Maskeler bakım kalitesini nasıl etkiler?
Hastaneler, özellikle ameliyat yapan doktorlar veya enfeksiyon riski yüksek olan yüksek riskli hastalar için örtünmenin inanılmaz derecede önemli olabileceği bir alandır.
Çelişkili gibi görünse de, hastaneler de örtünmenin duruma göre yardımdan çok engel teşkil ettiği bir alandır.
Noble, Healthline’a, hastalara mümkün olan en iyi bakımı sağlama konusunda maskelemenin bir engel olabileceğini söyledi.
“Maskeleme şüphesiz hastalarımıza sunduğumuz bakımın kalitesini düşürür” dedi. “Maskeler, yaşlı hastaların büyük bir bölümünü içeren, işitme güçlüğü çeken hastalarla iletişim kurma yeteneğimizi azaltıyor.”
Maske takmanın iletişim sorunu oluşturabileceği diğer bir hasta alt grubu, maske takmak yüz ifadelerini gizleyerek iletişim kurma yeteneklerini engellediği için çılgına dönen veya bilişsel bozuklukları olan hastalardır.
Noble, “Hasta doktorunun konuştuğu dilde akıcı olmadığında maskeler iletişimi sınırlar ve tüm karşılaşmalarda maskeler, tıbbi uygulamanın temel taşı olan empati dahil duyguların ifadesini ve algılanmasını sınırlar.”

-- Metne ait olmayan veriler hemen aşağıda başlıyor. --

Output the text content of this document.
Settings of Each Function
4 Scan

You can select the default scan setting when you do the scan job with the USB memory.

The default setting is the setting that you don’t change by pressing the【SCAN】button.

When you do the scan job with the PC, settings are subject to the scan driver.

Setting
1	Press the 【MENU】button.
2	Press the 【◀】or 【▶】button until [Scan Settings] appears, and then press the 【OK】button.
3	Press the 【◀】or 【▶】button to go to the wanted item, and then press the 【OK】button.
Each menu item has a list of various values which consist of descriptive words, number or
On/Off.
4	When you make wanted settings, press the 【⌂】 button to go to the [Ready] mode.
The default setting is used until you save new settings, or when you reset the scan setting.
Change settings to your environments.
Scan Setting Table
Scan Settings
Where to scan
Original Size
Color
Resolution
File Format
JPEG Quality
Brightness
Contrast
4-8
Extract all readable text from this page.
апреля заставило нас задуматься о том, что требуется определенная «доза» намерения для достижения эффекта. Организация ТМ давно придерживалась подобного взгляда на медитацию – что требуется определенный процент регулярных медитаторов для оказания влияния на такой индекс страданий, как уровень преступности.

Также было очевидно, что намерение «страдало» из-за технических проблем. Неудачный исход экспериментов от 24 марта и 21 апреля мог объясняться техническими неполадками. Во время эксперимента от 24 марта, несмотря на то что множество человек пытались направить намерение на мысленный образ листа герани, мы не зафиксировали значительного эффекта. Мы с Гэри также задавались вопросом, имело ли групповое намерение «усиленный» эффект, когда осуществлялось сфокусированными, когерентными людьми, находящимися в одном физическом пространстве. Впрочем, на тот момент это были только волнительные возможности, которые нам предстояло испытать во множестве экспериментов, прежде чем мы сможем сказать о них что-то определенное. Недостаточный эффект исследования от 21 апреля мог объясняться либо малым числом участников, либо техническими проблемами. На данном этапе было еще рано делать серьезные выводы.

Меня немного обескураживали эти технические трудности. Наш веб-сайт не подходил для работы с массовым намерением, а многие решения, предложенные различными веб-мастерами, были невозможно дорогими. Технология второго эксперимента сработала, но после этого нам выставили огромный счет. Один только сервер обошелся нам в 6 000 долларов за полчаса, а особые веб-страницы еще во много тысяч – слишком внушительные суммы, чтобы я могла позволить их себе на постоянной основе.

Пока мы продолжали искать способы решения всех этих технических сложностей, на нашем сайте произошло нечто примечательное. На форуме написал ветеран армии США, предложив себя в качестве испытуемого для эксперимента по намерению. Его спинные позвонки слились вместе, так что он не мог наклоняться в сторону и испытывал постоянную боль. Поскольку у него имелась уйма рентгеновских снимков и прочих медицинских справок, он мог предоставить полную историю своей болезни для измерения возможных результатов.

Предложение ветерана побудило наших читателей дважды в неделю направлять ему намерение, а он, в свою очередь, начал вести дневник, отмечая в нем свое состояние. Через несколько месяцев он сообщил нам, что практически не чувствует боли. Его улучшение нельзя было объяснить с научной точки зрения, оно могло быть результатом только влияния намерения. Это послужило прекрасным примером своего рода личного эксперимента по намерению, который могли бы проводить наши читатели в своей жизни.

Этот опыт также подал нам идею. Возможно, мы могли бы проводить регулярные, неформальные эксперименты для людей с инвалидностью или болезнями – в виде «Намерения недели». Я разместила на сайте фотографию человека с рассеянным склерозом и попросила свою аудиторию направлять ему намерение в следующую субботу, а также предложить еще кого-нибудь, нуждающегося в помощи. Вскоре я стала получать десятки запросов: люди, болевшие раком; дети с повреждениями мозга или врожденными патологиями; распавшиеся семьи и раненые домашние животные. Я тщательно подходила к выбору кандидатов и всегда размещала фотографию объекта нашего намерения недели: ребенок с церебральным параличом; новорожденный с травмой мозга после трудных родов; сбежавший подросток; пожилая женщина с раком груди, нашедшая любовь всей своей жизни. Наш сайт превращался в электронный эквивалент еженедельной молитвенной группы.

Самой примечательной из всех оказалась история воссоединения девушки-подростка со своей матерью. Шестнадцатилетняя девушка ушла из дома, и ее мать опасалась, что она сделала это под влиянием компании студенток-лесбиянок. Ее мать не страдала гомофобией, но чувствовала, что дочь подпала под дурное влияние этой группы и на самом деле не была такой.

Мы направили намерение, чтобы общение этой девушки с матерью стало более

Noble, hastanede maskelemenin önemli faydalarını gösteren sağlam veriler ortaya çıkmadıkça, devam eden maske gerekliliklerinin tıp mesleğinin temel bir etik ilkesini tehdit edebileceğini ve hatta ihlal edebileceğini söyledi: “Önce zarar verme.”
Gandhi, bu verilerin maskelerin çalışmadığının bir göstergesi olarak yanlış yorumlanmaması gerektiğine dikkat çekiyor, nokta.
“Temel olarak, maske gereklilikleri tek başına işe yaramıyor gibi görünüyor,” dedi ve ekledi, “Bu mantıksız görünse de, bunun nedeni muhtemelen insanların farklı türde maskeler takması ve bunları burun altı gibi farklı şekillerde takmasıdır.” “Maske talimatlarının” işe yaramaması, maskelerin bireysel düzeyde “işe yaramadığı” anlamına gelmez.
Ayrıca, uygun şekilde takılan tıbbi maske takmanın havadaki partiküllerden önemli ölçüde koruma sağlayabileceğini vurguladı.
“Pandeminin bu noktasında, solunum patojenlerini engellemek için iç mekanlarda bir N95, KF94, FFP2 veya çift yüz maskesi tavsiye ederim, ancak sağlık sektörü de dahil olmak üzere ortaya çıkan veriler göz önüne alındığında, halka maske zorunluluğunu nasıl dayatabileceğimizi anlamıyorum. tutumlar, ”dedi Gandhi Healthline’a.
Daha çok sağlık yazısı okumak için kategorimize göz atabilirsiniz.